CASUS BELLI. Un documento, sottoscritto, tra gli altri, da una trentina di parlamentari, che è un atto d’accusa al governo e ai supposti cedimenti del Movimento alle logiche dei poteri forti. Il casus belli riguarda specificatamente la riconferma di Claudio Descalzi amministratore delegato dell’Eni, cioè la più potente corazzata “di Stato” italiana, vera erede dell’Impero Iri. Il post, un doppio siluro al governo e al Movimento, è dedicato completamente a lui e alle vicende giudiziarie dell’Eni per corruzione internazionale in Congo. Ora è vero che la riconferma di Descalzi ha provocato levate di scudi da una parte dei Cinque Stelle (e di Travaglio sul Il Fatto Quotidiano) ma perché Di Battista non se la prende con il vero mandante di quanto accaduto, e cioè quel Partito democratico che di Descalzi è il principale sponsor?
ATTACCO SCOMPOSTO. L’attacco è strumentale perché alla fine anche i grillini devono venire necessariamente a patti con i riti della politica, cioè le trattative, soprattutto su nomine strategiche in un periodo eccezionale per l’economia mondiale e per quella italiana in particolare. Sbagliare nomine ora avrebbe conseguenze disastrose. Dibba forse vede nella proposta di Lucia Calvosa a presidente Eni la pistola fumante del “commercio immondo”, essendo la Calvosa nel Cda de Il Fatto ed essendo Il Fatto/Travaglio vicino al Movimento, ma si tratta comunque di una professionista valida e non è che sia così sconvolgente una proposta di questo tipo.
DISSIDENTI DI RITORNO. Alessandro Di Battista ha sparato ad alzo zero sulla faticosa trattativa impallinando tutto e tutti e raccogliendo adesioni digitali da parte di Gianluca Paragone, ora nel gruppo misto, e di Massimo Bugani che guida la rivolta degli scontenti dopo gli screzi con Luigi Di Maio e il suo arrivo incolore a Roma. Si accodano le ex ministre Giulia Grillo e Barbara Lezzi. Queste le truppe di Di Battista, francamente poco più un trattino evanescente, che unisce il malcontento di qualche nome non certo di primo piano del Movimento, più che un compatto fronte d’azione. In ogni caso si tratta di un atto grave che in un momento delicatissimo può portare a dividere, per una sorta di fissione nucleare, il Movimento stesso in due parti, come un uovo di Pasqua al cioccolato.

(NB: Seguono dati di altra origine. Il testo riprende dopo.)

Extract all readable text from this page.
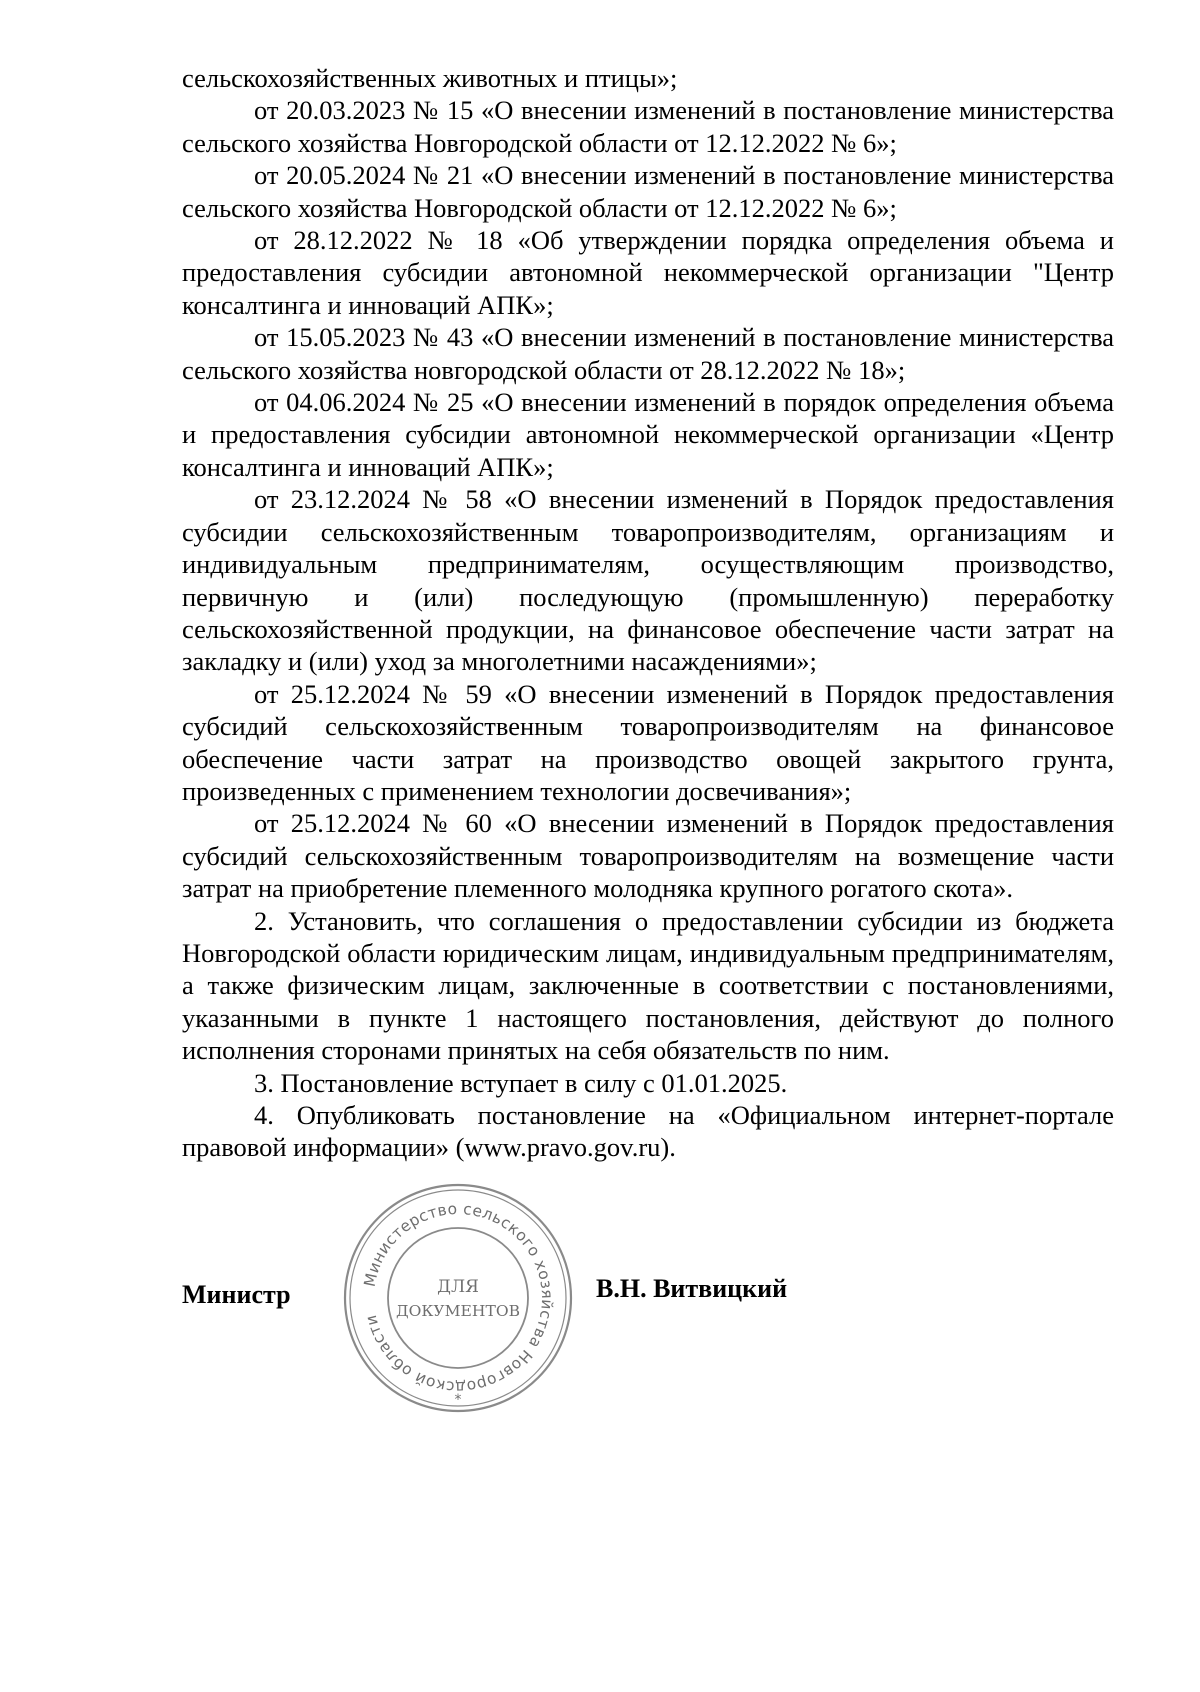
сельскохозяйственных животных и птицы»;

от 20.03.2023 № 15 «О внесении изменений в постановление министерства сельского хозяйства Новгородской области от 12.12.2022 № 6»;

от 20.05.2024 № 21 «О внесении изменений в постановление министерства сельского хозяйства Новгородской области от 12.12.2022 № 6»;

от 28.12.2022 № 18 «Об утверждении порядка определения объема и предоставления субсидии автономной некоммерческой организации "Центр консалтинга и инноваций АПК»;

от 15.05.2023 № 43 «О внесении изменений в постановление министерства сельского хозяйства новгородской области от 28.12.2022 № 18»;

от 04.06.2024 № 25 «О внесении изменений в порядок определения объема и предоставления субсидии автономной некоммерческой организации «Центр консалтинга и инноваций АПК»;

от 23.12.2024 № 58 «О внесении изменений в Порядок предоставления субсидии сельскохозяйственным товаропроизводителям, организациям и индивидуальным предпринимателям, осуществляющим производство, первичную и (или) последующую (промышленную) переработку сельскохозяйственной продукции, на финансовое обеспечение части затрат на закладку и (или) уход за многолетними насаждениями»;

от 25.12.2024 № 59 «О внесении изменений в Порядок предоставления субсидий сельскохозяйственным товаропроизводителям на финансовое обеспечение части затрат на производство овощей закрытого грунта, произведенных с применением технологии досвечивания»;

от 25.12.2024 № 60 «О внесении изменений в Порядок предоставления субсидий сельскохозяйственным товаропроизводителям на возмещение части затрат на приобретение племенного молодняка крупного рогатого скота».

2. Установить, что соглашения о предоставлении субсидии из бюджета Новгородской области юридическим лицам, индивидуальным предпринимателям, а также физическим лицам, заключенные в соответствии с постановлениями, указанными в пункте 1 настоящего постановления, действуют до полного исполнения сторонами принятых на себя обязательств по ним.

3. Постановление вступает в силу с 01.01.2025.

4. Опубликовать постановление на «Официальном интернет-портале правовой информации» (www.pravo.gov.ru).

Министр
Министерство сельского хозяйства Новгородской области
ДЛЯ
ДОКУМЕНТОВ
*
В.Н. Витвицкий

Ma la “sorpresa” che vi si intravvede è il caos interno che rapidamente propagherebbe la sua onda d’urto allo stesso governo, impegnato a sua volta in azioni e scelte delicatissime, le più difficili dalla nascita della Repubblica. Dunque agire ora, con tempismo sospetto, quando è massimo il danno arrecato al suo stesso gruppo politico e all’intera Italia, è una azione che non potrebbe non avere i connotati di un cinico opportunismo di colpire l’avversario quando è debole e sotto scacco. Qualcuno nel Movimento stesso lo ha chiamato sciacallaggio.